Figure 3. IL-1α-GFP is retained by necrotic COS-7 cells
COS-7 cells transiently transfected with GFP or IL-1α-GFP were killed by ATP-depletion (30 minutes, 1 μM CCCP, 15mM 2-DOG) and OGD (24 hours). Control cells were kept under normoxic conditions and trypsinised. Necrotic, detached cells and live, trypsinised cells were collected and PI-stained. Cellular GFP and PI fluorescence was measured by FACS. Scatter plots (A) show PI and GFP fluorescence intensities of necrotic cells in one representative experiment. Dashed rectangle indicates PI+/GFP+ cells. Mean GFP fluorescence of GFP and IL-1α-GFP positive COS-7 cells was measured in live, trypsinised cells and in dead, PI positive cells (C). *p<0.05, **p<0.01, ***p<0.001, One-way ANOVA with post-hoc Bonferroni multiple comparison. The proportion of GFP fluorescence retained on cell death was calculated for GFP- and IL-1α-GFP-expressing cells (D). **p<0.01, Student’s t-test. Data from n = 3 independent experiments.
Figure 4. Intranuclear IL-1α is immobilised on depletion of cellular ATP
GFP or IL-1α-GFP-expressing COS-7 cells were ATP depleted (30 minutes, “+ inhibitors”, Aii, Bii) or maintained in imaging buffer with glucose “+ glucose” Ai, Bi). Confocal images (Ai, ii) show GFP and IL-1α-GFP intranuclear distribution in DAPI stained cells. Scale bar = 10 μm. Time-lapse confocal images (B) show fluorescence recovery after photobleaching of an intranuclear ROI (red square).
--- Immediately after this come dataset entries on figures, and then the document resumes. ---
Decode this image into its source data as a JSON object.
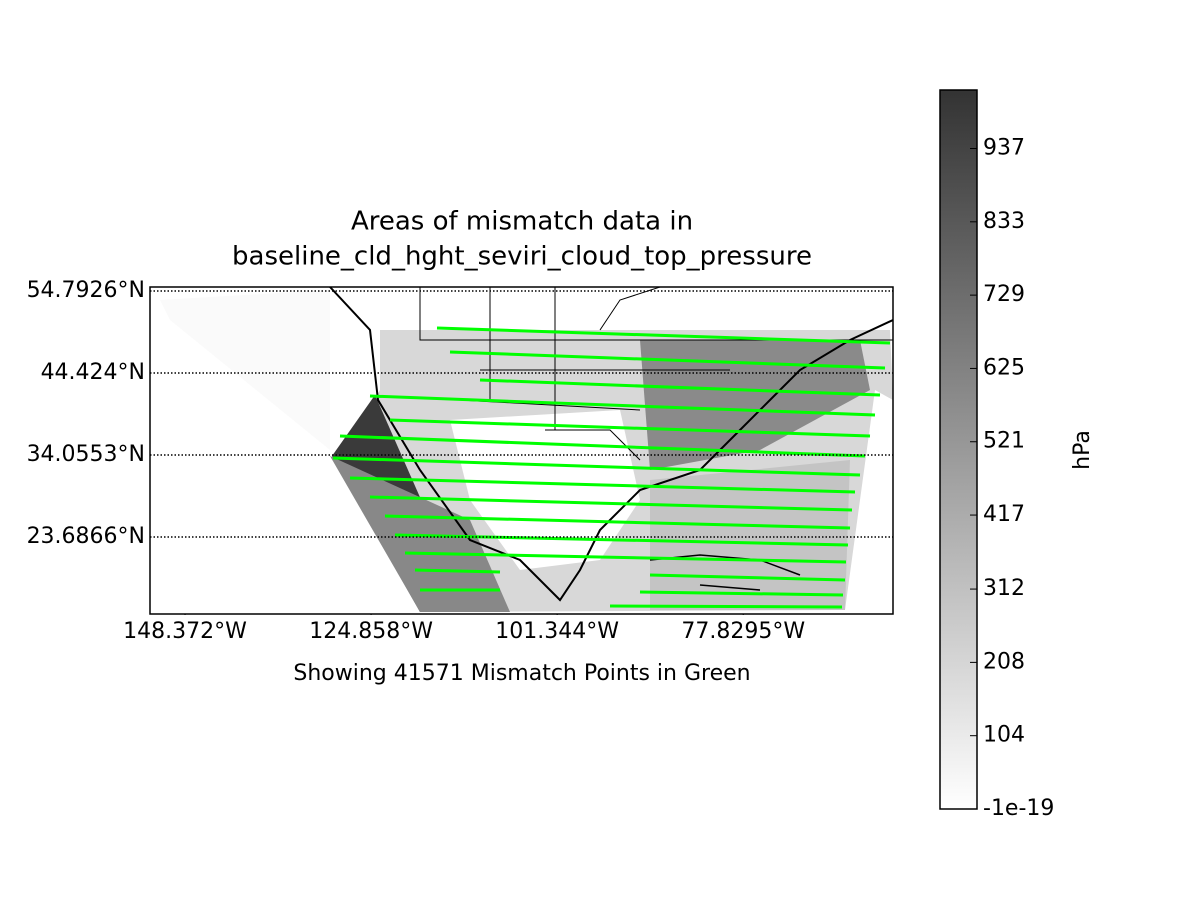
{
  "chart_data": {
    "type": "map",
    "title": "Areas of mismatch data in\nbaseline_cld_hght_seviri_cloud_top_pressure",
    "xlabel": "Showing 41571 Mismatch Points in Green",
    "xlim": [
      -152.8,
      -58.9
    ],
    "ylim": [
      13.95,
      55.3
    ],
    "xticks": [
      {
        "value": -148.372,
        "label": "148.372°W"
      },
      {
        "value": -124.858,
        "label": "124.858°W"
      },
      {
        "value": -101.344,
        "label": "101.344°W"
      },
      {
        "value": -77.8295,
        "label": "77.8295°W"
      }
    ],
    "yticks": [
      {
        "value": 54.7926,
        "label": "54.7926°N"
      },
      {
        "value": 44.424,
        "label": "44.424°N"
      },
      {
        "value": 34.0553,
        "label": "34.0553°N"
      },
      {
        "value": 23.6866,
        "label": "23.6866°N"
      }
    ],
    "grid": true,
    "colorbar": {
      "label": "hPa",
      "lim": [
        -1e-19,
        1020
      ],
      "ticks": [
        -1e-19,
        104,
        208,
        312,
        417,
        521,
        625,
        729,
        833,
        937
      ]
    }
  }
}
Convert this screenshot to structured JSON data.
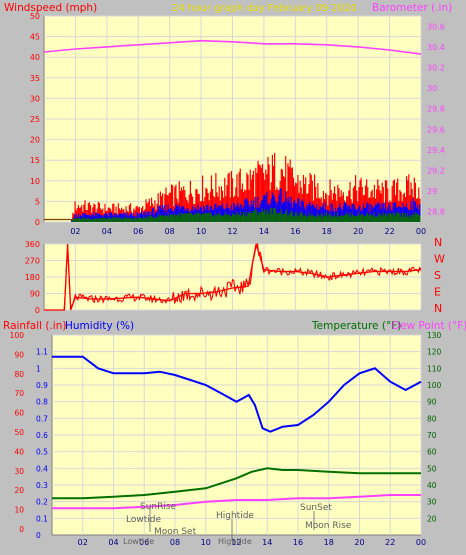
{
  "header": {
    "left_title": "Windspeed (mph)",
    "center_title": "24 hour graph day   February 09 2020",
    "right_title": "Barometer (.in)"
  },
  "colors": {
    "page_bg": "#c0c0c0",
    "plot_bg": "#ffffc0",
    "grid": "#d8d8d8",
    "red": "#ff0000",
    "magenta": "#ff40ff",
    "blue": "#0000ff",
    "green": "#007000",
    "dark_green": "#006000",
    "title_yellow": "#e8e000",
    "axis_text": "#000080"
  },
  "x_ticks": [
    "02",
    "04",
    "06",
    "08",
    "10",
    "12",
    "14",
    "16",
    "18",
    "20",
    "22",
    "00"
  ],
  "panel1": {
    "left_ticks": [
      "50",
      "45",
      "40",
      "35",
      "30",
      "25",
      "20",
      "15",
      "10",
      "5",
      "0"
    ],
    "right_ticks": [
      "30.6",
      "30.4",
      "30.2",
      "30",
      "29.8",
      "29.6",
      "29.4",
      "29.2",
      "29",
      "28.8"
    ],
    "chart_data": {
      "type": "line",
      "xlabel": "",
      "xlim": [
        0,
        24
      ],
      "ylim_left": [
        0,
        50
      ],
      "ylim_right": [
        28.7,
        30.7
      ],
      "series": [
        {
          "name": "Barometer (.in)",
          "axis": "right",
          "x": [
            0,
            2,
            4,
            6,
            8,
            10,
            12,
            14,
            16,
            18,
            20,
            22,
            24
          ],
          "y": [
            30.35,
            30.38,
            30.4,
            30.42,
            30.44,
            30.46,
            30.45,
            30.43,
            30.43,
            30.42,
            30.4,
            30.37,
            30.33
          ]
        },
        {
          "name": "Windgust",
          "axis": "left",
          "x": [
            0,
            1.7,
            2,
            4,
            6,
            8,
            10,
            12,
            14,
            15,
            16,
            18,
            20,
            22,
            24
          ],
          "y": [
            0,
            0,
            5,
            4,
            4,
            8,
            10,
            11,
            14,
            16,
            12,
            9,
            10,
            9,
            11
          ]
        },
        {
          "name": "Windspeed",
          "axis": "left",
          "x": [
            0,
            1.7,
            2,
            4,
            6,
            8,
            10,
            12,
            14,
            15,
            16,
            18,
            20,
            22,
            24
          ],
          "y": [
            0,
            0,
            2,
            2,
            2,
            4,
            4,
            4,
            6,
            7,
            5,
            4,
            4,
            4,
            5
          ]
        },
        {
          "name": "Wind average",
          "axis": "left",
          "x": [
            0,
            1.7,
            2,
            4,
            6,
            8,
            10,
            12,
            14,
            15,
            16,
            18,
            20,
            22,
            24
          ],
          "y": [
            0,
            0,
            1,
            1,
            1,
            2,
            2,
            2,
            3,
            3,
            2,
            2,
            2,
            2,
            2
          ]
        }
      ]
    }
  },
  "panel2": {
    "left_ticks": [
      "360",
      "270",
      "180",
      "90",
      "0"
    ],
    "right_letters": [
      "N",
      "W",
      "S",
      "E",
      "N"
    ],
    "chart_data": {
      "type": "line",
      "xlim": [
        0,
        24
      ],
      "ylim": [
        0,
        360
      ],
      "series": [
        {
          "name": "Wind direction",
          "x": [
            0,
            1.3,
            1.5,
            1.7,
            2,
            3,
            4,
            6,
            8,
            9,
            10,
            11,
            12,
            13,
            13.5,
            14,
            15,
            16,
            17,
            18,
            19,
            20,
            21,
            22,
            23,
            24
          ],
          "y": [
            0,
            0,
            360,
            0,
            70,
            60,
            60,
            70,
            50,
            90,
            90,
            100,
            120,
            130,
            360,
            220,
            210,
            210,
            200,
            180,
            190,
            200,
            210,
            210,
            210,
            220
          ]
        }
      ]
    }
  },
  "panel3": {
    "left_title": "Rainfall (.in)",
    "humidity_title": "Humidity (%)",
    "temp_title": "Temperature (°F)",
    "dew_title": "Dew Point (°F)",
    "rain_ticks": [
      "100",
      "90",
      "80",
      "70",
      "60",
      "50",
      "40",
      "30",
      "20",
      "10",
      "0"
    ],
    "hum_ticks": [
      "1.1",
      "1",
      "0.9",
      "0.8",
      "0.7",
      "0.6",
      "0.5",
      "0.4",
      "0.3",
      "0.2",
      "0.1",
      "0"
    ],
    "temp_ticks": [
      "130",
      "120",
      "110",
      "100",
      "90",
      "80",
      "70",
      "60",
      "50",
      "40",
      "30",
      "20"
    ],
    "annotations": {
      "sunrise": "SunRise",
      "lowtide": "Lowtide",
      "moonset": "Moon Set",
      "hightide": "Hightide",
      "sunset": "SunSet",
      "moonrise": "Moon Rise"
    },
    "bottom_labels": {
      "lowtide": "Lowtide",
      "hightide": "Hightide"
    },
    "chart_data": {
      "type": "line",
      "xlim": [
        0,
        24
      ],
      "ylim_rainfall": [
        0,
        100
      ],
      "ylim_humidity": [
        0,
        1.2
      ],
      "ylim_temperature": [
        10,
        130
      ],
      "series": [
        {
          "name": "Humidity (%)",
          "axis": "humidity",
          "x": [
            0,
            1,
            2,
            3,
            4,
            6,
            7,
            8,
            9,
            10,
            11,
            12,
            12.8,
            13.2,
            13.7,
            14.2,
            15,
            16,
            17,
            18,
            19,
            20,
            21,
            22,
            23,
            24
          ],
          "y": [
            1.07,
            1.07,
            1.07,
            1.0,
            0.97,
            0.97,
            0.98,
            0.96,
            0.93,
            0.9,
            0.85,
            0.8,
            0.84,
            0.78,
            0.64,
            0.62,
            0.65,
            0.66,
            0.72,
            0.8,
            0.9,
            0.97,
            1.0,
            0.92,
            0.87,
            0.92
          ]
        },
        {
          "name": "Temperature (°F)",
          "axis": "temperature",
          "x": [
            0,
            2,
            4,
            6,
            8,
            10,
            12,
            13,
            14,
            15,
            16,
            18,
            20,
            22,
            24
          ],
          "y": [
            32,
            32,
            33,
            34,
            36,
            38,
            44,
            48,
            50,
            49,
            49,
            48,
            47,
            47,
            47
          ]
        },
        {
          "name": "Dew Point (°F)",
          "axis": "temperature",
          "x": [
            0,
            2,
            4,
            6,
            8,
            10,
            12,
            14,
            16,
            18,
            20,
            22,
            24
          ],
          "y": [
            26,
            26,
            26,
            27,
            28,
            30,
            31,
            31,
            32,
            32,
            33,
            34,
            34
          ]
        }
      ]
    }
  }
}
Scale bar = 5 μm. Mean nucleoplasmic fluorescence recovery curves (C) and half times (t1/2, D) for fluorescence recovery are shown for GFP and IL-1α-GFP expressing cells with and without ATP depletion. Data from n = 15 individual cells per construct. ***p<0.001, *p<0.05, One-way ANOVA with post-hoc Bonferroni multiple comparison test.
Figure 5. Intranuclear IL-1α co-localizes with nuclear speckles and p300 on depletion of cellular ATP
IL-1α-GFP-expressing (green) COS-7 cells were ATP depleted (30 minutes), immunostained for p300 (a HAT), SC35 (nuclear speckle marker) or polII0 (active transcription site marker), and DAPI co-stained. Confocal images (A) are of representative cell nuclei from one of three independent experiments. Scale bar = 5 μm. The extent of co-localization of IL-1α-GFP with nuclear proteins and DNA (DAPI) was assessed using Pearson’s co-localization analysis (B). Data are from n ≥ 20 cells per co-stain.